Chitharal is a village situated about 4km to the north east of Kuzhithurai in Knyakumari District of Tamilnadu. This village stands the small rocky hill called the Triucharanattu Malai. The Bhagavati temple at Chitharal is located on the top of the hill is a natural cavern upon another. The cave is facing west.
The natural cavern at Triucharanattu malai, formed by overhanging rock with relief on one side depicting Jinas and their attendant Yakshis, was one of the most important Jaina centres of the region. Of the reliefs, the most important are Parsvanatha and Padmavatidevi, both standing gracefully and canopied by a multi hooded cobra. Small figure shown seated in the ardhaparyanka pose each underneath a three-tiered parasol may be of Mahavira or other Tirthankaras. The central niche contains a figure of Jina Mahavira, with chhatratrayi, chaitya-tree and two attendants. Another beautifully executed figure, standing elegantly in tribhanga on a padmasana, accompanied by attendant figures including two children and the lion mount, is goddess Ambika. All the prominent figures are accompanied by flying vidyadharas or worshippers.

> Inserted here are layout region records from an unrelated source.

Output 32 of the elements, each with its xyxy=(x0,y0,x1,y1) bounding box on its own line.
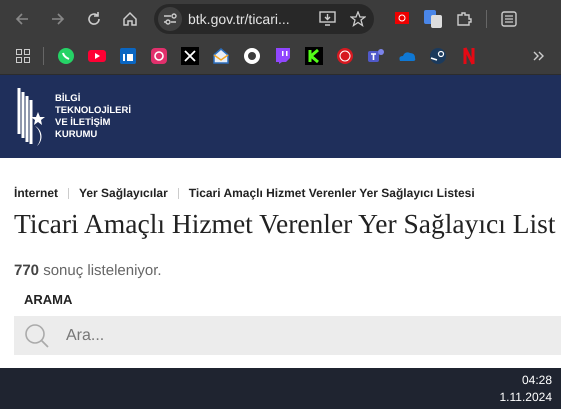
logo-text: TEKNOLOJİLERİ xyxy=(55,104,132,116)
t-icon[interactable] xyxy=(367,46,385,64)
clock-time: 04:28 xyxy=(522,372,552,388)
x-icon[interactable] xyxy=(181,46,199,64)
envelope-icon[interactable] xyxy=(212,46,230,64)
k-icon[interactable] xyxy=(305,46,323,64)
result-count: 770 sonuç listeleniyor. xyxy=(14,262,163,279)
page-title: Ticari Amaçlı Hizmet Verenler Yer Sağlayıcı List xyxy=(14,208,556,240)
reading-list-icon[interactable] xyxy=(501,10,517,26)
breadcrumb-link[interactable]: Yer Sağlayıcılar xyxy=(79,186,168,200)
logo-text: BİLGİ xyxy=(55,92,82,104)
search-icon xyxy=(24,323,50,349)
breadcrumb-link[interactable]: Ticari Amaçlı Hizmet Verenler Yer Sağlayıcı Listesi xyxy=(188,186,475,200)
breadcrumb-link[interactable]: İnternet xyxy=(14,186,58,200)
puzzle-icon[interactable] xyxy=(456,10,472,26)
search-field[interactable]: Ara... xyxy=(14,316,561,355)
tune-icon[interactable] xyxy=(158,6,182,30)
star-icon[interactable] xyxy=(350,10,366,26)
search-label: ARAMA xyxy=(24,292,74,307)
chevron-icon[interactable] xyxy=(533,50,545,60)
camera-icon[interactable] xyxy=(150,46,168,64)
clock-date: 1.11.2024 xyxy=(500,388,552,406)
address-bar[interactable]: btk.gov.tr/ticari... xyxy=(154,4,374,34)
extension-icon[interactable] xyxy=(394,10,410,26)
chat-icon[interactable] xyxy=(57,46,75,64)
install-icon[interactable] xyxy=(319,11,336,26)
speech-icon[interactable] xyxy=(274,46,292,64)
apps-grid-icon[interactable] xyxy=(16,48,30,62)
url-text: btk.gov.tr/ticari... xyxy=(188,10,291,26)
in-icon[interactable] xyxy=(119,46,137,64)
logo-text: KURUMU xyxy=(55,128,98,140)
logo-text: VE İLETİŞİM xyxy=(55,116,112,128)
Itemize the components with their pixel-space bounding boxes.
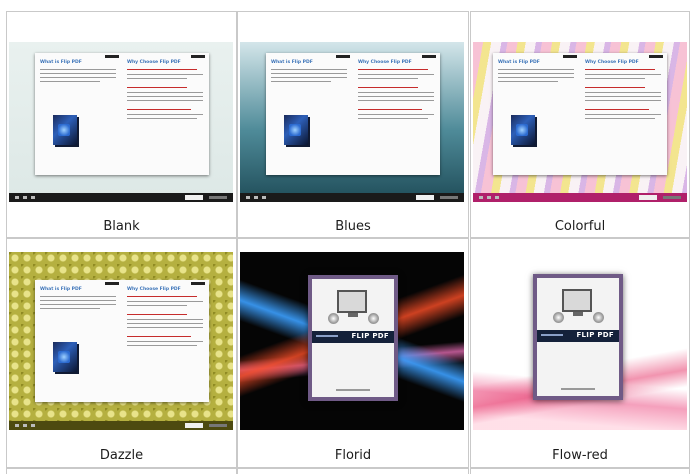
- product-box-icon: [53, 115, 77, 145]
- right-page: Why Choose Flip PDF: [122, 280, 209, 402]
- book-preview: What is Flip PDF Why Choose Flip PDF: [35, 53, 209, 175]
- theme-label: Colorful: [554, 219, 606, 234]
- cover-preview: FLIP PDF: [533, 274, 623, 400]
- book-preview: What is Flip PDF Why Choose Flip PDF: [35, 280, 209, 402]
- theme-label: Florid: [334, 448, 372, 463]
- viewer-toolbar: [473, 193, 687, 202]
- right-page: Why Choose Flip PDF: [122, 53, 209, 175]
- viewer-toolbar: [240, 193, 464, 202]
- book-preview: What is Flip PDF Why Choose Flip PDF: [266, 53, 440, 175]
- theme-tile-dazzle[interactable]: What is Flip PDF Why Choose Flip PDF Daz…: [6, 238, 237, 468]
- theme-label: Blues: [335, 219, 371, 234]
- page-title: What is Flip PDF: [40, 287, 82, 292]
- left-page: What is Flip PDF: [493, 53, 581, 175]
- theme-thumbnail: FLIP PDF: [473, 252, 687, 430]
- theme-label: Flow-red: [552, 448, 608, 463]
- page-title: Why Choose Flip PDF: [585, 60, 639, 65]
- cover-preview: FLIP PDF: [308, 275, 398, 401]
- theme-thumbnail: What is Flip PDF Why Choose Flip PDF: [9, 42, 233, 202]
- theme-thumbnail: What is Flip PDF Why Choose Flip PDF: [240, 42, 464, 202]
- book-preview: What is Flip PDF Why Choose Flip PDF: [493, 53, 667, 175]
- cover-brand: FLIP PDF: [351, 332, 389, 340]
- right-page: Why Choose Flip PDF: [353, 53, 440, 175]
- page-title: What is Flip PDF: [40, 60, 82, 65]
- page-title: Why Choose Flip PDF: [127, 287, 181, 292]
- page-title: Why Choose Flip PDF: [358, 60, 412, 65]
- product-box-icon: [53, 342, 77, 372]
- disc-icon: [368, 313, 379, 324]
- theme-tile-partial[interactable]: [6, 468, 237, 474]
- theme-thumbnail: What is Flip PDF Why Choose Flip PDF: [9, 252, 233, 430]
- monitor-icon: [562, 289, 592, 316]
- theme-thumbnail: What is Flip PDF Why Choose Flip PDF: [473, 42, 687, 202]
- disc-icon: [328, 313, 339, 324]
- theme-tile-partial[interactable]: [470, 468, 690, 474]
- theme-thumbnail: FLIP PDF: [240, 252, 464, 430]
- page-title: Why Choose Flip PDF: [127, 60, 181, 65]
- theme-gallery: What is Flip PDF Why Choose Flip PDF Bla…: [0, 0, 690, 474]
- theme-tile-florid[interactable]: FLIP PDF Florid: [237, 238, 469, 468]
- page-title: What is Flip PDF: [271, 60, 313, 65]
- product-box-icon: [511, 115, 535, 145]
- left-page: What is Flip PDF: [266, 53, 354, 175]
- theme-tile-colorful[interactable]: What is Flip PDF Why Choose Flip PDF Col…: [470, 11, 690, 238]
- right-page: Why Choose Flip PDF: [580, 53, 667, 175]
- monitor-icon: [337, 290, 367, 317]
- viewer-toolbar: [9, 421, 233, 430]
- page-title: What is Flip PDF: [498, 60, 540, 65]
- theme-tile-blank[interactable]: What is Flip PDF Why Choose Flip PDF Bla…: [6, 11, 237, 238]
- theme-tile-blues[interactable]: What is Flip PDF Why Choose Flip PDF Blu…: [237, 11, 469, 238]
- disc-icon: [593, 312, 604, 323]
- left-page: What is Flip PDF: [35, 53, 123, 175]
- theme-tile-flow-red[interactable]: FLIP PDF Flow-red: [470, 238, 690, 468]
- left-page: What is Flip PDF: [35, 280, 123, 402]
- theme-tile-partial[interactable]: [237, 468, 469, 474]
- disc-icon: [553, 312, 564, 323]
- cover-brand: FLIP PDF: [576, 331, 614, 339]
- product-box-icon: [284, 115, 308, 145]
- theme-label: Dazzle: [99, 448, 144, 463]
- viewer-toolbar: [9, 193, 233, 202]
- theme-label: Blank: [103, 219, 140, 234]
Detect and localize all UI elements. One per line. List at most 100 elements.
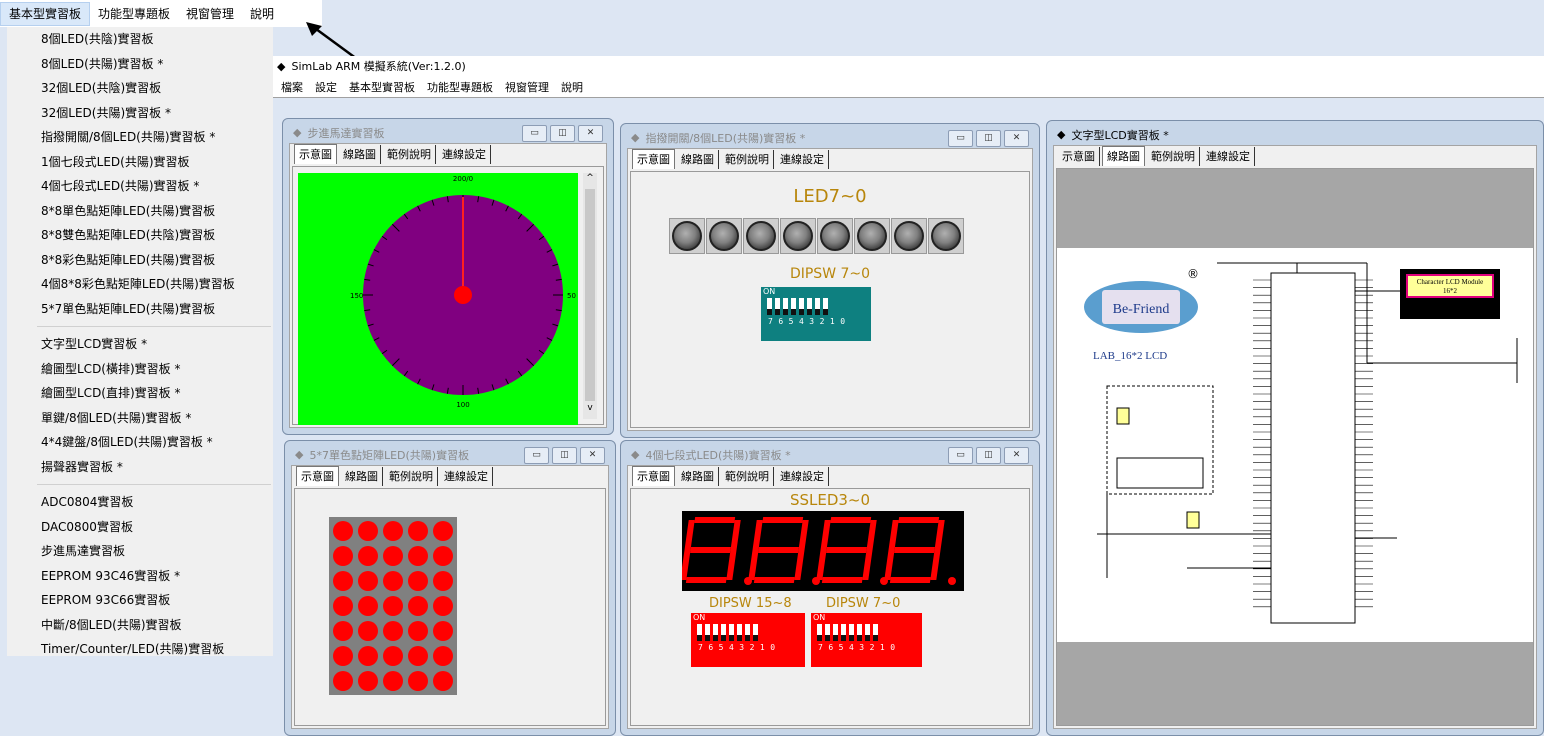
restore-icon[interactable]: ◫ — [550, 125, 575, 142]
dip-key[interactable] — [713, 624, 718, 641]
dropdown-item[interactable]: 8*8雙色點矩陣LED(共陰)實習板 — [7, 223, 273, 248]
tab-circuit[interactable]: 線路圖 — [677, 150, 719, 169]
dropdown-item[interactable]: 8個LED(共陽)實習板 * — [7, 52, 273, 77]
stepper-window[interactable]: ◆ 步進馬達實習板 ▭ ◫ ✕ 示意圖 線路圖 範例說明 連線設定 200/0 … — [282, 118, 614, 435]
dip-key[interactable] — [807, 298, 812, 315]
minimize-icon[interactable]: ▭ — [522, 125, 547, 142]
restore-icon[interactable]: ◫ — [552, 447, 577, 464]
dropdown-item[interactable]: 32個LED(共陰)實習板 — [7, 76, 273, 101]
sevenseg-window[interactable]: ◆ 4個七段式LED(共陽)實習板 * ▭ ◫ ✕ 示意圖 線路圖 範例說明 連… — [620, 440, 1040, 736]
dropdown-item[interactable]: 4個七段式LED(共陽)實習板 * — [7, 174, 273, 199]
dipswitch-7-0[interactable]: ON 76543210 — [811, 613, 922, 667]
minimize-icon[interactable]: ▭ — [948, 447, 973, 464]
dip-key[interactable] — [841, 624, 846, 641]
dropdown-item[interactable]: 5*7單色點矩陣LED(共陽)實習板 — [7, 297, 273, 322]
dip-key[interactable] — [737, 624, 742, 641]
dropdown-item[interactable]: 中斷/8個LED(共陽)實習板 — [7, 613, 273, 638]
tab-circuit[interactable]: 線路圖 — [341, 467, 383, 486]
tab-connection[interactable]: 連線設定 — [438, 145, 491, 164]
dropdown-item[interactable]: 8*8彩色點矩陣LED(共陽)實習板 — [7, 248, 273, 273]
matrix-window[interactable]: ◆ 5*7單色點矩陣LED(共陽)實習板 ▭ ◫ ✕ 示意圖 線路圖 範例說明 … — [284, 440, 616, 736]
dropdown-item[interactable]: 32個LED(共陽)實習板 * — [7, 101, 273, 126]
tab-schematic[interactable]: 示意圖 — [296, 466, 339, 486]
tab-connection[interactable]: 連線設定 — [776, 467, 829, 486]
dip-key[interactable] — [873, 624, 878, 641]
minimize-icon[interactable]: ▭ — [948, 130, 973, 147]
dip-key[interactable] — [753, 624, 758, 641]
dip-key[interactable] — [721, 624, 726, 641]
dip-key[interactable] — [745, 624, 750, 641]
tab-connection[interactable]: 連線設定 — [776, 150, 829, 169]
dropdown-item[interactable]: 繪圖型LCD(橫排)實習板 * — [7, 357, 273, 382]
app-menu-basic-boards[interactable]: 基本型實習板 — [343, 79, 421, 95]
dropdown-item[interactable]: 8個LED(共陰)實習板 — [7, 27, 273, 52]
app-menu-function-boards[interactable]: 功能型專題板 — [421, 79, 499, 95]
tab-example[interactable]: 範例說明 — [721, 150, 774, 169]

Each of the rock-cut votive figures has below its seats short inscription in vatteluttu characters, mentioning donor's name and place. It is evident from these inscriptions that this Jaina establishment continued to exist till atleast upto the middle of the thirteenth century. The Bhagavati temple faces west. The cave has been extended at a later date with a masonry mandapa in front, a verandah, balipita and a tidappalli(kitchen). The shrine is divided into three chambers, houses a tirthankara in the middle, Devi on the right and Parsvanatha on the left. The inscription on the southern side is written in Vatteluthu characters and in Tamil language. It belongs to the 28th year of the reign of the Vikramaditya Varaguna Pandya. It records that Gunandagi-kurattigal, the disciple of Arattanemi-bhatara of Peravakkudi gave some golden ornaments to 'Bhataraiyar' of the Tiruchchanam malai.
An inscription engraved on the mandapa is written in Tamil characters dated to 475 KE(1300 AD), states that one Narayanan, Tamil appalla Variyan of Rajavallapuram in the Kil Vembanadu gave some money for the expense of Bhagavati temple. This is a centrally protected monument under the control of Archaeological Survey of India since 1964.